To be fully effective, the deception needs to cover the whole environment. A skilled attacker will be trying to leverage everything they can find. That means they will be looking for credentials and resources on the endpoints, as well as vulnerable systems and services they can find on the network. Since your adversary is looking everywhere, there should be deception everywhere to blur the attack surface and make their job more difficult.
However, there is more to good deception than just having deceptive assets throughout the environment. Those assets need to be inviting enough that an attacker will notice and engage with them, but not so inviting that they are an obvious plant. It’s a matter of authenticity. The more a decoy or deceptive asset looks like the real thing, the more likely an attacker is to take the bait.

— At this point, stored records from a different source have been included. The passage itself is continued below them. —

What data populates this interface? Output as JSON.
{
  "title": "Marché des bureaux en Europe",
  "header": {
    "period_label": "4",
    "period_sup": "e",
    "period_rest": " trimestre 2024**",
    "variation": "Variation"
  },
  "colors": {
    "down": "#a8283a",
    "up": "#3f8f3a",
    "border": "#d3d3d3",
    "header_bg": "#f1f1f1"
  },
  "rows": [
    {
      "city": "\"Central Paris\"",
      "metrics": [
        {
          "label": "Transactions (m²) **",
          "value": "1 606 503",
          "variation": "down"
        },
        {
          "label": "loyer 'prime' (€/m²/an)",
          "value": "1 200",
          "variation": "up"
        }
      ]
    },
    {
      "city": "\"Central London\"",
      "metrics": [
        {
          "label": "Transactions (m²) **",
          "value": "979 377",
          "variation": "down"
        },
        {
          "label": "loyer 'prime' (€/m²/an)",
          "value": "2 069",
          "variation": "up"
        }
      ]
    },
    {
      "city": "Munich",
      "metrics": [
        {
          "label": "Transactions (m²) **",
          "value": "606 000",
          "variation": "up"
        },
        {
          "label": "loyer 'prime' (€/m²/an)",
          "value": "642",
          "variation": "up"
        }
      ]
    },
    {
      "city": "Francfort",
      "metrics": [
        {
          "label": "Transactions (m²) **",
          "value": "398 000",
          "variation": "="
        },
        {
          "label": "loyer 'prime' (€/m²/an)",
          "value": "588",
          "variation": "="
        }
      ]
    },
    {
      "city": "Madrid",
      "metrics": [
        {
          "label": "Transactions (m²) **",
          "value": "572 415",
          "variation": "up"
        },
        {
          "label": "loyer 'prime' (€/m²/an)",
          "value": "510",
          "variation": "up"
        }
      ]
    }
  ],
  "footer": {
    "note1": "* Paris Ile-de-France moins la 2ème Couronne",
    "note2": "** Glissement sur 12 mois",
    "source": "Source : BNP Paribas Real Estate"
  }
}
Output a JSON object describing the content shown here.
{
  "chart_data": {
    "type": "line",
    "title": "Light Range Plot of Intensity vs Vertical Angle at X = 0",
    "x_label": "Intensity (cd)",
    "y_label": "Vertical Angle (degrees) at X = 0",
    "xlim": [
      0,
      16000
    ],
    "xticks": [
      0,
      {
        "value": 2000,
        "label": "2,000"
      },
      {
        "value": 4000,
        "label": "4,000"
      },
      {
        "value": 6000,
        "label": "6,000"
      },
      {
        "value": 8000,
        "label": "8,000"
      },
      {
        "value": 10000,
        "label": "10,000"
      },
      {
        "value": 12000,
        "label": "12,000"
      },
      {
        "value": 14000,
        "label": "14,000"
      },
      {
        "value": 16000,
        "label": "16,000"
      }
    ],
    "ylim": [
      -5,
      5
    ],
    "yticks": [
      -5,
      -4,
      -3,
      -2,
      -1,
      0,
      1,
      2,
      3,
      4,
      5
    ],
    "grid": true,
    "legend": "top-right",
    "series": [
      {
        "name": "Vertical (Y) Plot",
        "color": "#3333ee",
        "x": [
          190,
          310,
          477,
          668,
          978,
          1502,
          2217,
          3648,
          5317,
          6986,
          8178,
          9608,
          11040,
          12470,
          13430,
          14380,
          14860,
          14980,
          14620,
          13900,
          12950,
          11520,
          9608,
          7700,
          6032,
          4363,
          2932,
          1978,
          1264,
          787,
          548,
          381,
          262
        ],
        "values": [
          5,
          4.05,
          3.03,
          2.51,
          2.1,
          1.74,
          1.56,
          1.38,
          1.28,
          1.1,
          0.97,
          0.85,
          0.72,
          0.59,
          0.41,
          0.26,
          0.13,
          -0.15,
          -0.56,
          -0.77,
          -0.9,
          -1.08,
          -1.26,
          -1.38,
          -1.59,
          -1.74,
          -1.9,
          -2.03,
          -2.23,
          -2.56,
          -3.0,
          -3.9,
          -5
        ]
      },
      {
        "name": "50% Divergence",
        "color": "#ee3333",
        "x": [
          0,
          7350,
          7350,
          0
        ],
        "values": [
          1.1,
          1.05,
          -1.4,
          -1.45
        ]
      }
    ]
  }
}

For decoys, systems, and services, this authenticity comes from using “real” operating systems and services. To perfectly match the environment’s systems, the best deception solutions can accommodate custom “gold disk” images. Another advantage to these “real” systems is they enable a high level of interaction with the attacker. That interaction can be invaluable for gathering adversary intelligence the organization can leverage to improve the rest of their stack. Ideally, this authenticity extends into the deceptive credentials and other endpoint assets, which comes from basing them on the format, style, and naming conventions used in production.
Some competitors in the deception technology space rely on emulation or low interaction decoys to deceive attackers. While those solutions can be small and light, they also don’t provide a lot of authenticities and are relatively easy for an attacker to identify and avoid. After all, if they can see it’s not real, they know to keep their hands off it.
At the other end of the scale, one of the deception vendors includes “stand-out” decoys as a feature. The idea is that a highly visible system is going to attract more attention and is more likely to draw in an attacker. While this is good in theory and would be very inviting to an inexperienced opponent, the reality is that a system that is “obvious” is going to send up red flags for a skilled attacker. Again, if they suspect it’s a trap, they’re going to avoid it.
The bottom line is that the best deception is going to cover the entire environment with decoys and bait that looks real. They can’t be so lightweight, or ‘stand-out’ so much, that they’re an obvious trap. They need to fall in that sweet spot, where they’re ubiquitous and authentic, so an attacker can’t tell them from the real thing.